Public access defibrillation: good or great?

BMJ 2004; 328 doi: (Published 26 February 2004) Cite this as: BMJ 2004;328:E271
  1. Myron L Weisfeldt, William Osler Professor of Medicine, chair (mlw5{at}
  1. Department of Medicine Johns Hopkins University School of Medicine Baltimore, MD

    It depends on proper use and future research

    Two carefully conducted studies in this issue—one of efficacy (p 23) and the other of cost (p 28)—are very significant cautionary notes to the literature on public access defibrillation. They reinforce two important points from the world literature on this topic: 1) If an intervention shortens the time from witnessed cardiac arrest to defibrillation to less than four minutes or so, remarkably high survival rates are seen. If, in contrast, the intervention results in shortening the time to defibrillation from, say, an average of 13 minutes to an average of 11 minutes, very little improvement in outcomes will be seen. 2) If admission to a hospital is increased by a defibrillation program but discharge rates and long-term survival are not, there will be bad news from conventional costs and effectiveness analyses.

    In rural areas, where the time to arrival of emergency medical services (EMS) is more than 15 minutes, survival will not occur without defibrillators positioned nearby. Similarly, in large cities such as New York and Chicago, traffic and high-rise elevators are serious impediments to the EMS system. In Miami, a moderate-sized city with good EMS similar to those of van Alem et al's Amsterdam (p 23), police vehicle defibrillators brought relatively small benefit.1 But defibrillation within four minutes resulted in a high survival rate.

    Public access defibrillation is not a miracle in itself. When combined with cardiopulmonary resuscitation (CPR) in some settings, such as Las Vegas casinos,2 it can be. The system in the casinos resulted in a very large percentage of victims defibrillated within four minutes and a >50% long-term survival rate, which is effective and almost certainly cost-effective. Preliminary results of a large multi-center NHLBI study in the United States and Canada randomizing community sites to CPR instruction versus CPR instruction plus use of automated external defibrillators (AEDs) are also promising.3 Training was provided to lay volunteers, and AED sites had twice the number of survivors.

    Public access defibrillation has become possible only in the last 10 years, since the introduction of AEDs that are inexpensive, self-instructional, easy to operate, and automatic, requiring no diagnostic ability.4,5 The AED papers in this issue also point out the limitations of public access defibrillation, which present three challenges for the next generation of technology and therapeutic intervention.

    The first is to be able to bring four-minute defibrillation into the home, where 70% of cardiac arrests occur. On the horizon are both relatively inexpensive implantable devices and reliable monitoring devices that can serve as the “smoke detector equivalent” for cardiac arrest. One can envision an implantable device with a global positioning sensor and the ability to communicate to a cell phone-like device carried by the patient. The cell phone would immediately call an emergency response system centrally and page a local family member, neighbor, or friend. The family member would defibrillate, and the central system would dispatch the EMS.

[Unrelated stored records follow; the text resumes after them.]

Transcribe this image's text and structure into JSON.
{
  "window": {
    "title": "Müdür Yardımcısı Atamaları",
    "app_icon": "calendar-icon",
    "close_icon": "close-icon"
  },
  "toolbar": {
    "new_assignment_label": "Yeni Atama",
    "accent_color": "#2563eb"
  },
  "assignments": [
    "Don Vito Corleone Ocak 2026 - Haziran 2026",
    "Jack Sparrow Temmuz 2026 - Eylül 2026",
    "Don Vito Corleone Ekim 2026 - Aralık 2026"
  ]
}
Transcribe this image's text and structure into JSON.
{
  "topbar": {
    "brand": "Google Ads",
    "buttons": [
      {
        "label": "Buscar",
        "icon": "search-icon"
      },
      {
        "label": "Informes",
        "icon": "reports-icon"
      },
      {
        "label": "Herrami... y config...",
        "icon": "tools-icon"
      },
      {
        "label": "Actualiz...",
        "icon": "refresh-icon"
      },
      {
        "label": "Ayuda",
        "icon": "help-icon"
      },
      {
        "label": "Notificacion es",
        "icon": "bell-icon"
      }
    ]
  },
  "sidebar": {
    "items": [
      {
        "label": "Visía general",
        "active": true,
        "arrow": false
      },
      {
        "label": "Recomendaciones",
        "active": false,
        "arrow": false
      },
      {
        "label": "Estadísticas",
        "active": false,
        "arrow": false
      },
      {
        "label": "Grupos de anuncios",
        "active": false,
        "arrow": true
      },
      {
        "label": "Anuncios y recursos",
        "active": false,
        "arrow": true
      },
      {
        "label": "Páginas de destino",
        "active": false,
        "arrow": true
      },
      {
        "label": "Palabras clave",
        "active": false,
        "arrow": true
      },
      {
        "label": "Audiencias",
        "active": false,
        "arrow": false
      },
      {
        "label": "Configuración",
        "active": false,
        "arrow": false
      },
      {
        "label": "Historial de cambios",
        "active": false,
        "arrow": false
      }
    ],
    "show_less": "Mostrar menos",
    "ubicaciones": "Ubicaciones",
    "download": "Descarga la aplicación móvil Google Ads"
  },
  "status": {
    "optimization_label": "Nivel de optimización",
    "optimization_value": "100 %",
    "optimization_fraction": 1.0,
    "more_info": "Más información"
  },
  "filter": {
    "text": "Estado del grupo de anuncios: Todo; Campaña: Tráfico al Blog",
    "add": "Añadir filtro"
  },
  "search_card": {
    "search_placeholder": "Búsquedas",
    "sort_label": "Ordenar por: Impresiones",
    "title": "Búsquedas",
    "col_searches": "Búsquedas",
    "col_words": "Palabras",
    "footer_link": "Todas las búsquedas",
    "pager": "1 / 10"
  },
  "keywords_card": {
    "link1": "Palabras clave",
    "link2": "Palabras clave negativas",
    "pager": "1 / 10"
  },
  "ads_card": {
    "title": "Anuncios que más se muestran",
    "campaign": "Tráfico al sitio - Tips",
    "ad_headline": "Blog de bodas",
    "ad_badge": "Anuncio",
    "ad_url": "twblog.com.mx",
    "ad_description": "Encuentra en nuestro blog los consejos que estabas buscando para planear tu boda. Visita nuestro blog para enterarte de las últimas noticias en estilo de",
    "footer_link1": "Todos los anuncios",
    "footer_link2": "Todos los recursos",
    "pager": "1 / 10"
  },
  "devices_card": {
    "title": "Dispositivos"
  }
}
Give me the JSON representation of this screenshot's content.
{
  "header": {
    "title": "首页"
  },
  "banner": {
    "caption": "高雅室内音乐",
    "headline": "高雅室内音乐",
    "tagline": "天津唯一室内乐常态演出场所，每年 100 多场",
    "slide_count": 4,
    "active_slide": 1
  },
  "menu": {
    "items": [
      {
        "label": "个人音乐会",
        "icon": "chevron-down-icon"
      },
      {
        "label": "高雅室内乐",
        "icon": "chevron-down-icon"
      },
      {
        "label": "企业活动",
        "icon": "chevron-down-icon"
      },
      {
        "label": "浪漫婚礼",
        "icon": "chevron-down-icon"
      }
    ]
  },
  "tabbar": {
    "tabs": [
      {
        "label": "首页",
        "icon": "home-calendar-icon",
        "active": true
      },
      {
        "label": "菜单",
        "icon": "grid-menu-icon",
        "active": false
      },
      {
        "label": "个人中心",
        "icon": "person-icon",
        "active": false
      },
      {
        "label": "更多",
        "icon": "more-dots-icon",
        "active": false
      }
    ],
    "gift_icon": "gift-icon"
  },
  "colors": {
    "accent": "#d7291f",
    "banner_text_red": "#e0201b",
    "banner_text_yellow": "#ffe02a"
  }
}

    Second, we need efforts to educate and train the public, emphasizing that after four to five minutes of cardiac arrest without defibrillation, bystander CPR is essential. It should be performed, even if a defibrillator is present, for two to three minutes before defibrillation.6 This is a complicated message, but one established by Wik et al's randomized trial.7 With bystander CPR performed in those beyond five minutes of cardiac arrest, 14 out of 40 patients survived, versus two out of 41 patients in the control group that had defibrillation first.

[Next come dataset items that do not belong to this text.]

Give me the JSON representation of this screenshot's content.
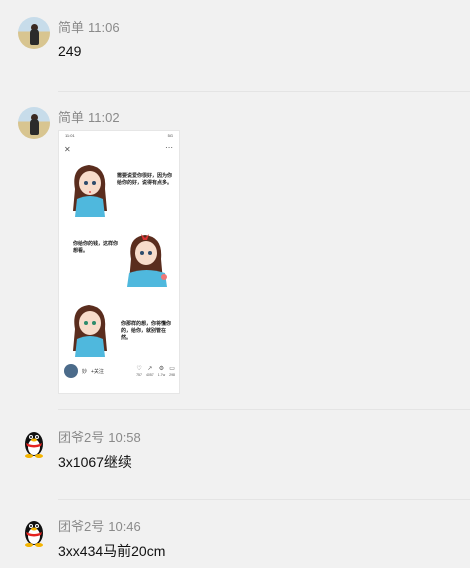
{
  "messages": [
    {
      "sender": "简单",
      "time": "11:06",
      "text": "249",
      "avatar": "landscape-avatar"
    },
    {
      "sender": "简单",
      "time": "11:02",
      "avatar": "landscape-avatar",
      "image": {
        "status_time": "11:01",
        "status_right": "5G",
        "panel1": "需要说爱你很好，因为你给你的好，说得有点多。",
        "panel2": "你给你的钱，这样你想看。",
        "panel3": "你那样的想，你将懂你的，给你，就别管在然。",
        "author": "妙",
        "follow": "+关注",
        "stats": [
          "757",
          "4057",
          "1.7w",
          "298"
        ]
      }
    },
    {
      "sender": "团爷2号",
      "time": "10:58",
      "text": "3x1067继续",
      "avatar": "penguin-avatar"
    },
    {
      "sender": "团爷2号",
      "time": "10:46",
      "text": "3xx434马前20cm",
      "avatar": "penguin-avatar"
    }
  ],
  "colors": {
    "background": "#f1f1f1",
    "meta": "#8a8a8a",
    "text": "#111111"
  }
}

    Finally, in out-of-hospital as well as inpatient settings, we have new metabolic interventions to improve the poor survival rate of those admitted to the hospital alive. We already know that hypothermia can benefit those admitted with failure of immediate neurological recovery.8,9 Many believe there are other interventions that will be discovered to interrupt the process of inflammation, sepsis, and ischemic-reperfusion injury that is the consequence of prolonged cardiac arrest.

    Public access defibrillation is here to stay. It is a matter of where and when it is of enough value to be efficacious and cost-effective. The challenge is to bring its benefits to more individuals, combined with other interventions that will lead to clear improvement in long-term survival. There is reason for optimism and enthusiasm.

    Papers pp 23, 28

    Clinical review p 45


    • Competing interests None declared.